More immediately, Dr Abdolrasouli says we must have better monitoring of drug-resistant fungal infections in the UK.
‘There is a pattern appearing here with increasing resistance,’ he says. ‘The numbers are growing, so it is very important for us to monitor what’s going on. If we don’t monitor closely, we may
face a major problem that we don’t see coming.’
The emergence of new drug-resistant fungal infections such as ringworm, along with the persistent growth of lethal fungi such as aspergillus and Candida auris, should surely put the world on alert to the growing threat.
But worryingly, we can’t be fully certain from officially released figures how many cases involving these dangerous contagions there are in the UK.
That’s because, as with the ringworm fungus, there is currently no routine system for reporting patient cases of aspergillus infection, as they don’t have a ‘specific reporting code’. This is a code given to an infection for logging it on a central NHS database. If a disease is not coded, its incidence cannot be easily monitored.
Figures from the NHS suggest that there are now as many as 10,000 aspergillosis infections diagnosed in the UK each year, while a 2018 report by the UKHSA indicated that Candida auris had caused large outbreaks in at least three hospitals, with sporadic cases in more than 20 NHS trusts.
But no official body is actively monitoring the actual numbers — and experts fear the true picture may be much worse.

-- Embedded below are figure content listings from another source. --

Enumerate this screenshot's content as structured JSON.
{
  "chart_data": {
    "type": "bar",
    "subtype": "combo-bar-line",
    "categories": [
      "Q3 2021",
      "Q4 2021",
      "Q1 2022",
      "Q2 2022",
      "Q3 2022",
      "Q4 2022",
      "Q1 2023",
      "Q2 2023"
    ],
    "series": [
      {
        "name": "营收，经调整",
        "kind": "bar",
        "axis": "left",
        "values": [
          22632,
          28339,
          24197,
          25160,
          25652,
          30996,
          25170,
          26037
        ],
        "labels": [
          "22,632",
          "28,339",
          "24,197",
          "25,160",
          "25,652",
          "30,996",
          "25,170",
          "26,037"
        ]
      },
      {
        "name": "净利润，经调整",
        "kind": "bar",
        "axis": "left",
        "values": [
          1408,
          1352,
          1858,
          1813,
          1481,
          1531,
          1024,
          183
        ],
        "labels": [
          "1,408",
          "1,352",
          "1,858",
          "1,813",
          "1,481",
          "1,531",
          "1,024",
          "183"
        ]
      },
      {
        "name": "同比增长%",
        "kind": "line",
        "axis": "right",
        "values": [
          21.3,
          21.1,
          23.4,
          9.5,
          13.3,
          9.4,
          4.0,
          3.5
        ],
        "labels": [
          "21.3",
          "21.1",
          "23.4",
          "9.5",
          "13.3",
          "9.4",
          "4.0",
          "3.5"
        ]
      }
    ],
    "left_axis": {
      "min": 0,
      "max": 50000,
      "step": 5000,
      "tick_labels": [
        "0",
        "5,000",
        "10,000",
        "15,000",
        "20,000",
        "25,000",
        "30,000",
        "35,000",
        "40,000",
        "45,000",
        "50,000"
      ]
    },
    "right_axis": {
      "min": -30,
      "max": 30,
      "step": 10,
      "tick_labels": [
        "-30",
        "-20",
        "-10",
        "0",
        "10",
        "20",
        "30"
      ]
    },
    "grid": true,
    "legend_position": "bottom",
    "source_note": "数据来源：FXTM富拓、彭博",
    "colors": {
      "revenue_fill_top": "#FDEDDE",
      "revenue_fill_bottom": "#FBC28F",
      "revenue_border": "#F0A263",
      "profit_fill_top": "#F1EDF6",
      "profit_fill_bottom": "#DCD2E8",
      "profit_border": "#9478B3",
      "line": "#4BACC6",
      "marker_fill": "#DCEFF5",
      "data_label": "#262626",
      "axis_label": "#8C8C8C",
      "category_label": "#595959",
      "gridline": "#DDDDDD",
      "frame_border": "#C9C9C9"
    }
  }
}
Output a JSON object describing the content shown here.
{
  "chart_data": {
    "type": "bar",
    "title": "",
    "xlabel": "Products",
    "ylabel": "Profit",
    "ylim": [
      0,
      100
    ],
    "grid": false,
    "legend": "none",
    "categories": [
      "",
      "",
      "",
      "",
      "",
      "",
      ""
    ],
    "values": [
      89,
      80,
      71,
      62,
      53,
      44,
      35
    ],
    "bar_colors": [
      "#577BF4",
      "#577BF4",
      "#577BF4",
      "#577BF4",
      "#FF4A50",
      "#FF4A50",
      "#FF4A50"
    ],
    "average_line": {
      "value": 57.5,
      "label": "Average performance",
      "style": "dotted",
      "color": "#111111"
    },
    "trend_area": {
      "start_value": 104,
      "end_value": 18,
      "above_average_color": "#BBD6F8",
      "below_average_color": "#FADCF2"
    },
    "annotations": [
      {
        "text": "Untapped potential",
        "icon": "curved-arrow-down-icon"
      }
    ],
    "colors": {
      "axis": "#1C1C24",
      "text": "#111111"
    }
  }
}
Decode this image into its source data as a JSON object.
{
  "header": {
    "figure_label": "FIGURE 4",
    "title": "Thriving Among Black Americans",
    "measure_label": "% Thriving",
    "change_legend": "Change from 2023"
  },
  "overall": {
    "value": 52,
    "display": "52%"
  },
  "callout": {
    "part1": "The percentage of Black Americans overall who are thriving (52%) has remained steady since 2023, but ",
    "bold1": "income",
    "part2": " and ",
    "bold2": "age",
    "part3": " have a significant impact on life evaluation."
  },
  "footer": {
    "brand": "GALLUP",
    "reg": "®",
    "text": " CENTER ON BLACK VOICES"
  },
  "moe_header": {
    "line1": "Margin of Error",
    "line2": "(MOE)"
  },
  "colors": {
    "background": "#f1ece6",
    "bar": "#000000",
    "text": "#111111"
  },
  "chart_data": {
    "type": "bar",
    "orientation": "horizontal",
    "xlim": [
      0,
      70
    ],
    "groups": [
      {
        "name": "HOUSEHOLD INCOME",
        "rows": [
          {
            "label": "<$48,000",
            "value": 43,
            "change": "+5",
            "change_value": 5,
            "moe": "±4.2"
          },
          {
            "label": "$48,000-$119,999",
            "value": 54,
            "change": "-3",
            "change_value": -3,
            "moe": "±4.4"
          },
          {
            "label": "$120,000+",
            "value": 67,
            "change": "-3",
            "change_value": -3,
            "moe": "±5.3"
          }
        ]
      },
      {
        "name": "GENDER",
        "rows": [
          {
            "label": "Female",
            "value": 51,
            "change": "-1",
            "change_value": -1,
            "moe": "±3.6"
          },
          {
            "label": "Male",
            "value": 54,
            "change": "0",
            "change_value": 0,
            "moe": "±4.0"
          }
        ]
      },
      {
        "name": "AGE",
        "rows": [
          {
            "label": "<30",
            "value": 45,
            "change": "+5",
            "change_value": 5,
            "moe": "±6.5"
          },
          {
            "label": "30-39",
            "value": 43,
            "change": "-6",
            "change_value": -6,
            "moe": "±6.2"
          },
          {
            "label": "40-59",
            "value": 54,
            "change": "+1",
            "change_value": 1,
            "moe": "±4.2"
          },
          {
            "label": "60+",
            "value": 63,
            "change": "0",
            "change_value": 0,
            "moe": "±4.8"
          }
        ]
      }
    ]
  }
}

Dr Barton says: ‘We need funding to look at the extent of the infection in the population, as well as studies looking at the sensitivity of the fungus to various drugs and at patient outcomes.’
The health service also needs to be more focused on this — Dr Abdolrasouli warns that currently it is not sufficiently alert to the emerging dangers of drug-resistant fungi.
‘Most of the routine NHS diagnostic laboratories around the country may not be looking at anti- fungal sensitivity testing,’ he says.
‘Major centres in large cities are not performing these tests routinely. It is crucial to introduce national and regional surveillance programmes both in hospitals and in the environment.’
Otherwise we may belatedly wake up to a whole new level of pandemic.